Man reveals secret recipe behind undeletable cookies A privacy researcher has revealed the evil genius behind a for-profit web analytics service capable of following users across more than 500 sites, even when all cookie storage was disabled and sites were viewed using a browser's privacy mode. The technique, which worked with sites including Hulu, Spotify and GigaOm, is …
I'm not taking sides, but just pointing something out.
Once you get over the notion that web browsing is something happening in your home (where you do have a legal right to privacy), and realize that you (your data at least) is leaving the house and visiting public servers which have every right to track you while visiting the sites.
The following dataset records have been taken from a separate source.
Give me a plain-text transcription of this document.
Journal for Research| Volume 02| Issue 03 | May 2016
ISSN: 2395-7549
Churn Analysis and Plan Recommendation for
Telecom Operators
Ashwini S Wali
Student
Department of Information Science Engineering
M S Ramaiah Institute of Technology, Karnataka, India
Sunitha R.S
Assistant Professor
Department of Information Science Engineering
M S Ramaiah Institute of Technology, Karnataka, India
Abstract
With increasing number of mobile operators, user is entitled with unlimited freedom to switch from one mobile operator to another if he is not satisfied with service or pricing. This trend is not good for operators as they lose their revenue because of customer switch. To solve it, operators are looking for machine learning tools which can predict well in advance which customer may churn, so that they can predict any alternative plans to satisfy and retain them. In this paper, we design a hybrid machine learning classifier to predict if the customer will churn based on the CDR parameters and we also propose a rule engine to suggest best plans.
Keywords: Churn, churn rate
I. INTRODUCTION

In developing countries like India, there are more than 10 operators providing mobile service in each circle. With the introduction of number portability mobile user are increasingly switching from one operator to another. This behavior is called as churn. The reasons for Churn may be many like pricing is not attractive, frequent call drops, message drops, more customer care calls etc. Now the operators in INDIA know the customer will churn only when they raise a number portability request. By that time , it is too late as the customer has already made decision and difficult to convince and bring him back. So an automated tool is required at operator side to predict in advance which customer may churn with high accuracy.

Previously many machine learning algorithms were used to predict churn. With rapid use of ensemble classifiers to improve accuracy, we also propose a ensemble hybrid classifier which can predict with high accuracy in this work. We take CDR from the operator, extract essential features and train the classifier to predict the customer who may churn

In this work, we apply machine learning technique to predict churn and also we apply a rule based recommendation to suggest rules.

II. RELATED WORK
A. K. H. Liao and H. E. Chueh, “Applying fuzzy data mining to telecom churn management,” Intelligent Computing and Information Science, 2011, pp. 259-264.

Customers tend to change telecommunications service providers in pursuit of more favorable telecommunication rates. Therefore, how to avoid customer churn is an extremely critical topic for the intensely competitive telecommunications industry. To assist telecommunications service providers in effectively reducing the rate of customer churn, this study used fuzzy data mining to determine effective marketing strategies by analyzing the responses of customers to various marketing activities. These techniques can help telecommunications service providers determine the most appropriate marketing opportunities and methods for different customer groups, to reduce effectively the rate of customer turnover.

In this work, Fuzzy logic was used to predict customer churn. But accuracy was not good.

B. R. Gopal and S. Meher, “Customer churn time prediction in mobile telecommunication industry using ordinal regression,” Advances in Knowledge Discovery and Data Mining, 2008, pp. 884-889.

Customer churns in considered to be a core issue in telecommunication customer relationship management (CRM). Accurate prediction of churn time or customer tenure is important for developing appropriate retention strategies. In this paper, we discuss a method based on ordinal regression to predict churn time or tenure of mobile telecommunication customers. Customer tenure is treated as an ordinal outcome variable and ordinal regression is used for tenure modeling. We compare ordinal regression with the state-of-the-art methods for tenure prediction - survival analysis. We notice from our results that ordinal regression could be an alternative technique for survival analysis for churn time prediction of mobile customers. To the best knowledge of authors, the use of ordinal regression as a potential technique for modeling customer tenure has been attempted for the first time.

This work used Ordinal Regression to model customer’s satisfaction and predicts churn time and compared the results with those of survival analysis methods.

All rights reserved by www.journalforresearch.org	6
Analogy: If you go to the grocery store, can you honestly complain when they ask you to remove the ski mask from your face so the security camera can get a good look at you? If you don't agree with the advertising or tracking, do not use the site, it's that simple. (I don't have a Google+ for this reason) If I run a website, I have every right as a private businessperson to run that site in any way I see fit providing I comply with sales and content laws, and of course disclose certain things.
Getting back to the grocery store analogy, how is the information that gets stored via Internet any different than what the grocery store sees on their security camera? You pull up in the same car (browser), waddle in to purchase your case of twinkies (browse content), and pay with cash (don't log in) so that nobody will know that YOU are the 400lb guy with curly black hair and a Ford Taurus who likes twinkies.
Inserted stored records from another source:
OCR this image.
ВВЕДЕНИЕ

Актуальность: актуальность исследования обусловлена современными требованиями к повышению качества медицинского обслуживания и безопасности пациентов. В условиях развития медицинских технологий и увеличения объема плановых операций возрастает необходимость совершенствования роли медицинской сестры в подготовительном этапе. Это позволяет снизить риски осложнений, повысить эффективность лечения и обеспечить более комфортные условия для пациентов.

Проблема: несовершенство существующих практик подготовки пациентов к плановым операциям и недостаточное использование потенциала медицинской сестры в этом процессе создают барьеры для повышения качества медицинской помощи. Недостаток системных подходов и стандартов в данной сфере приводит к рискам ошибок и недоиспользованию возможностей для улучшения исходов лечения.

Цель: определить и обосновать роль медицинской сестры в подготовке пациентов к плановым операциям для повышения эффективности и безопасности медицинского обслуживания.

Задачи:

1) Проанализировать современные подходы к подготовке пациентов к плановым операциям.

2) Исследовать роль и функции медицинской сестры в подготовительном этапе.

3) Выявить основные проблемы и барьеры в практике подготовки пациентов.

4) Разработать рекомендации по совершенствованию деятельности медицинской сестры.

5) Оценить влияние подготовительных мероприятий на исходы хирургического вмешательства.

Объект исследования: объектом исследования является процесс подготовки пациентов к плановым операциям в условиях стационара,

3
To be honest, I'd rather have ads that I might actually *like* appear on my preferred sites, instead of the recent influx of ads having to do with being Mormon. I'm going to see advertising anyway, at least this way, I get something that might be interesting.
Does the grocery store do this?
* Have someone write down your license plate number when you arrive.
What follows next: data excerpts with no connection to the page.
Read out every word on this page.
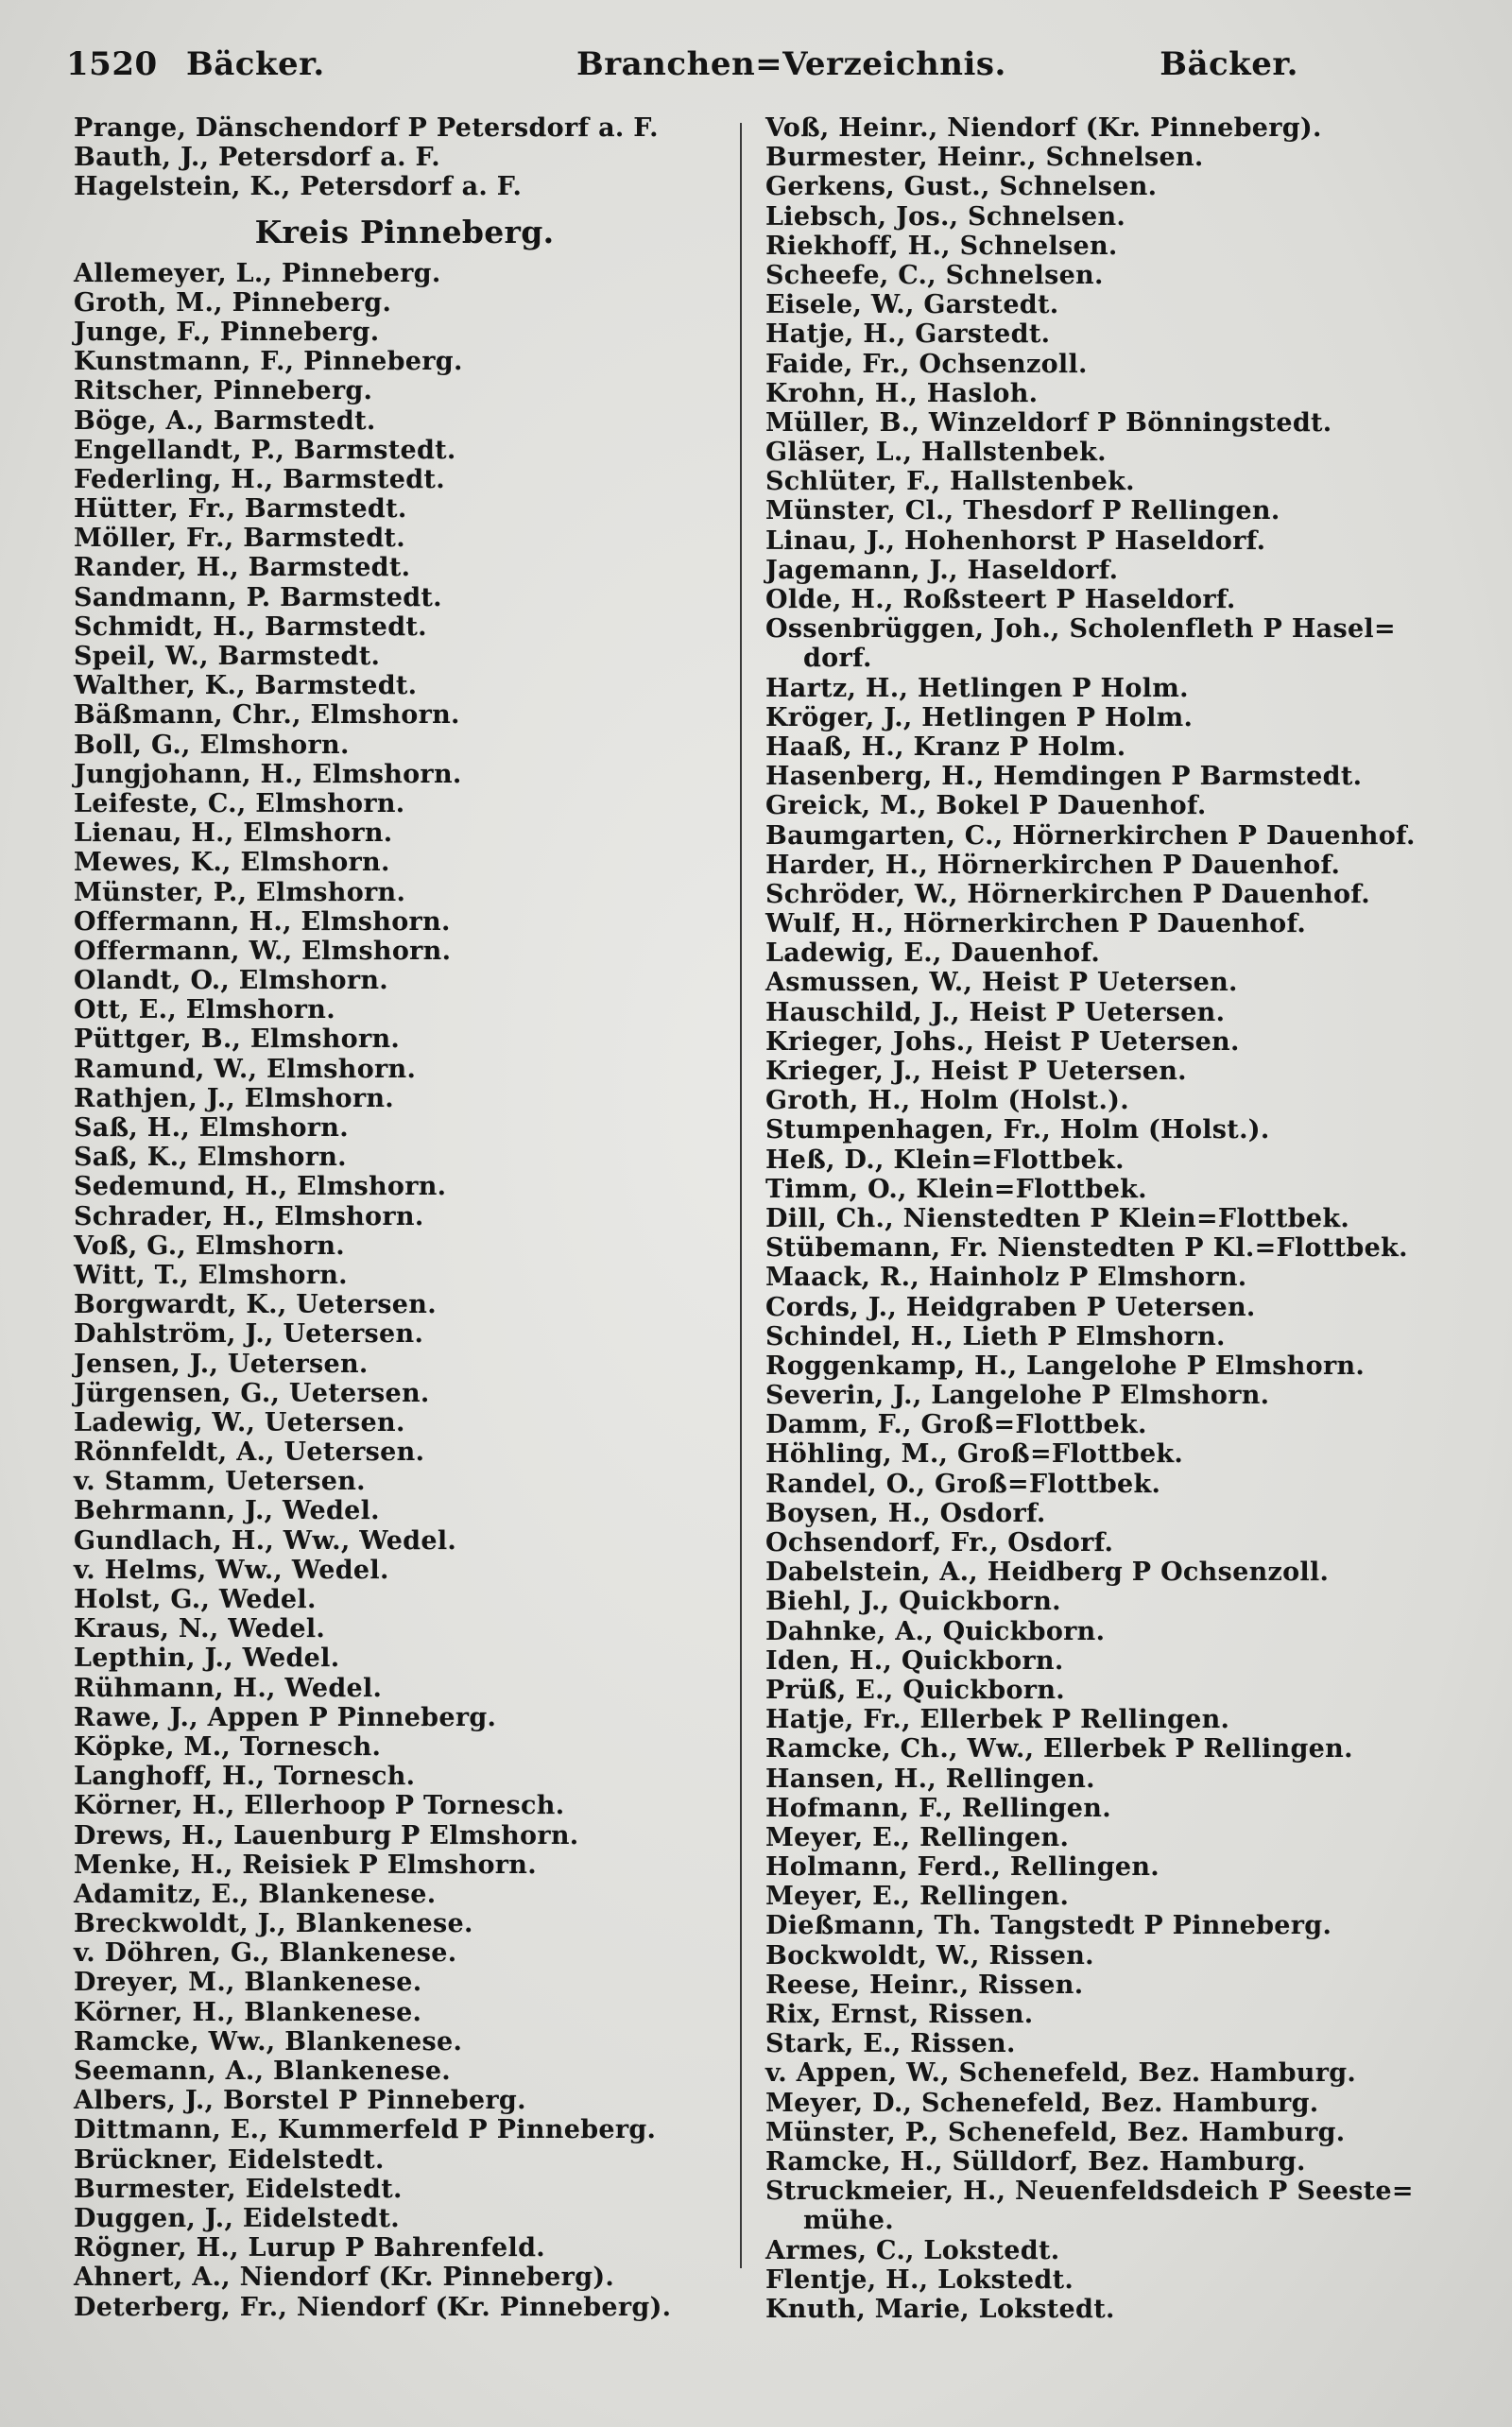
1520 Bäcker.	Branchen=Verzeichnis.	Bäcker.
Prange, Dänschendorf P Petersdorf a. F.
Bauth, J., Petersdorf a. F.
Hagelstein, K., Petersdorf a. F.
Kreis Pinneberg.
Allemeyer, L., Pinneberg.
Groth, M., Pinneberg.
Junge, F., Pinneberg.
Kunstmann, F., Pinneberg.
Ritscher, Pinneberg.
Böge, A., Barmstedt.
Engellandt, P., Barmstedt.
Federling, H., Barmstedt.
Hütter, Fr., Barmstedt.
Möller, Fr., Barmstedt.
Rander, H., Barmstedt.
Sandmann, P. Barmstedt.
Schmidt, H., Barmstedt.
Speil, W., Barmstedt.
Walther, K., Barmstedt.
Bäßmann, Chr., Elmshorn.
Boll, G., Elmshorn.
Jungjohann, H., Elmshorn.
Leifeste, C., Elmshorn.
Lienau, H., Elmshorn.
Mewes, K., Elmshorn.
Münster, P., Elmshorn.
Offermann, H., Elmshorn.
Offermann, W., Elmshorn.
Olandt, O., Elmshorn.
Ott, E., Elmshorn.
Püttger, B., Elmshorn.
Ramund, W., Elmshorn.
Rathjen, J., Elmshorn.
Saß, H., Elmshorn.
Saß, K., Elmshorn.
Sedemund, H., Elmshorn.
Schrader, H., Elmshorn.
Voß, G., Elmshorn.
Witt, T., Elmshorn.
Borgwardt, K., Uetersen.
Dahlström, J., Uetersen.
Jensen, J., Uetersen.
Jürgensen, G., Uetersen.
Ladewig, W., Uetersen.
Rönnfeldt, A., Uetersen.
v. Stamm, Uetersen.
Behrmann, J., Wedel.
Gundlach, H., Ww., Wedel.
v. Helms, Ww., Wedel.
Holst, G., Wedel.
Kraus, N., Wedel.
Lepthin, J., Wedel.
Rühmann, H., Wedel.
Rawe, J., Appen P Pinneberg.
Köpke, M., Tornesch.
Langhoff, H., Tornesch.
Körner, H., Ellerhoop P Tornesch.
Drews, H., Lauenburg P Elmshorn.
Menke, H., Reisiek P Elmshorn.
Adamitz, E., Blankenese.
Breckwoldt, J., Blankenese.
v. Döhren, G., Blankenese.
Dreyer, M., Blankenese.
Körner, H., Blankenese.
Ramcke, Ww., Blankenese.
Seemann, A., Blankenese.
Albers, J., Borstel P Pinneberg.
Dittmann, E., Kummerfeld P Pinneberg.
Brückner, Eidelstedt.
Burmester, Eidelstedt.
Duggen, J., Eidelstedt.
Rögner, H., Lurup P Bahrenfeld.
Ahnert, A., Niendorf (Kr. Pinneberg).
Deterberg, Fr., Niendorf (Kr. Pinneberg).
Voß, Heinr., Niendorf (Kr. Pinneberg).
Burmester, Heinr., Schnelsen.
Gerkens, Gust., Schnelsen.
Liebsch, Jos., Schnelsen.
Riekhoff, H., Schnelsen.
Scheefe, C., Schnelsen.
Eisele, W., Garstedt.
Hatje, H., Garstedt.
Faide, Fr., Ochsenzoll.
Krohn, H., Hasloh.
Müller, B., Winzeldorf P Bönningstedt.
Gläser, L., Hallstenbek.
Schlüter, F., Hallstenbek.
Münster, Cl., Thesdorf P Rellingen.
Linau, J., Hohenhorst P Haseldorf.
Jagemann, J., Haseldorf.
Olde, H., Roßsteert P Haseldorf.
Ossenbrüggen, Joh., Scholenfleth P Hasel=
dorf.
Hartz, H., Hetlingen P Holm.
Kröger, J., Hetlingen P Holm.
Haaß, H., Kranz P Holm.
Hasenberg, H., Hemdingen P Barmstedt.
Greick, M., Bokel P Dauenhof.
Baumgarten, C., Hörnerkirchen P Dauenhof.
Harder, H., Hörnerkirchen P Dauenhof.
Schröder, W., Hörnerkirchen P Dauenhof.
Wulf, H., Hörnerkirchen P Dauenhof.
Ladewig, E., Dauenhof.
Asmussen, W., Heist P Uetersen.
Hauschild, J., Heist P Uetersen.
Krieger, Johs., Heist P Uetersen.
Krieger, J., Heist P Uetersen.
Groth, H., Holm (Holst.).
Stumpenhagen, Fr., Holm (Holst.).
Heß, D., Klein=Flottbek.
Timm, O., Klein=Flottbek.
Dill, Ch., Nienstedten P Klein=Flottbek.
Stübemann, Fr. Nienstedten P Kl.=Flottbek.
Maack, R., Hainholz P Elmshorn.
Cords, J., Heidgraben P Uetersen.
Schindel, H., Lieth P Elmshorn.
Roggenkamp, H., Langelohe P Elmshorn.
Severin, J., Langelohe P Elmshorn.
Damm, F., Groß=Flottbek.
Höhling, M., Groß=Flottbek.
Randel, O., Groß=Flottbek.
Boysen, H., Osdorf.
Ochsendorf, Fr., Osdorf.
Dabelstein, A., Heidberg P Ochsenzoll.
Biehl, J., Quickborn.
Dahnke, A., Quickborn.
Iden, H., Quickborn.
Prüß, E., Quickborn.
Hatje, Fr., Ellerbek P Rellingen.
Ramcke, Ch., Ww., Ellerbek P Rellingen.
Hansen, H., Rellingen.
Hofmann, F., Rellingen.
Meyer, E., Rellingen.
Holmann, Ferd., Rellingen.
Meyer, E., Rellingen.
Dießmann, Th. Tangstedt P Pinneberg.
Bockwoldt, W., Rissen.
Reese, Heinr., Rissen.
Rix, Ernst, Rissen.
Stark, E., Rissen.
v. Appen, W., Schenefeld, Bez. Hamburg.
Meyer, D., Schenefeld, Bez. Hamburg.
Münster, P., Schenefeld, Bez. Hamburg.
Ramcke, H., Sülldorf, Bez. Hamburg.
Struckmeier, H., Neuenfeldsdeich P Seeste=
mühe.
Armes, C., Lokstedt.
Flentje, H., Lokstedt.
Knuth, Marie, Lokstedt.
* inventory what you buy, as well as what products you seem to look at.
* catalog those results and store them for later analysis.
How about this?
* share that information with someone at your local pub (oh look, they Ford Taurus with plate XYZW1234 is here, from his shopping habits at the store, he's a family man, but today he picked up a box of tampons, so let's try to sell him an additional beer).
You are correct about not going to the site if you disagree with its tracking policy. Here's the rub: they're NOT telling you what they're doing.
AC, even though I'm beginning to doubt it will do me any good :-)
"* inventory what you buy, as well as what products you seem to look at.
* catalog those results and store them for later analysis."
Actually, yes, they appear to do that, at least here in Merka. Except for the "what products you seem to look at" (as far as I know, wouldn't be surprised...).
If you pay with a credit card, or, worse, use one of those "loyalty cards" things that give "discounts" (i.e. remove the artificial increase in price).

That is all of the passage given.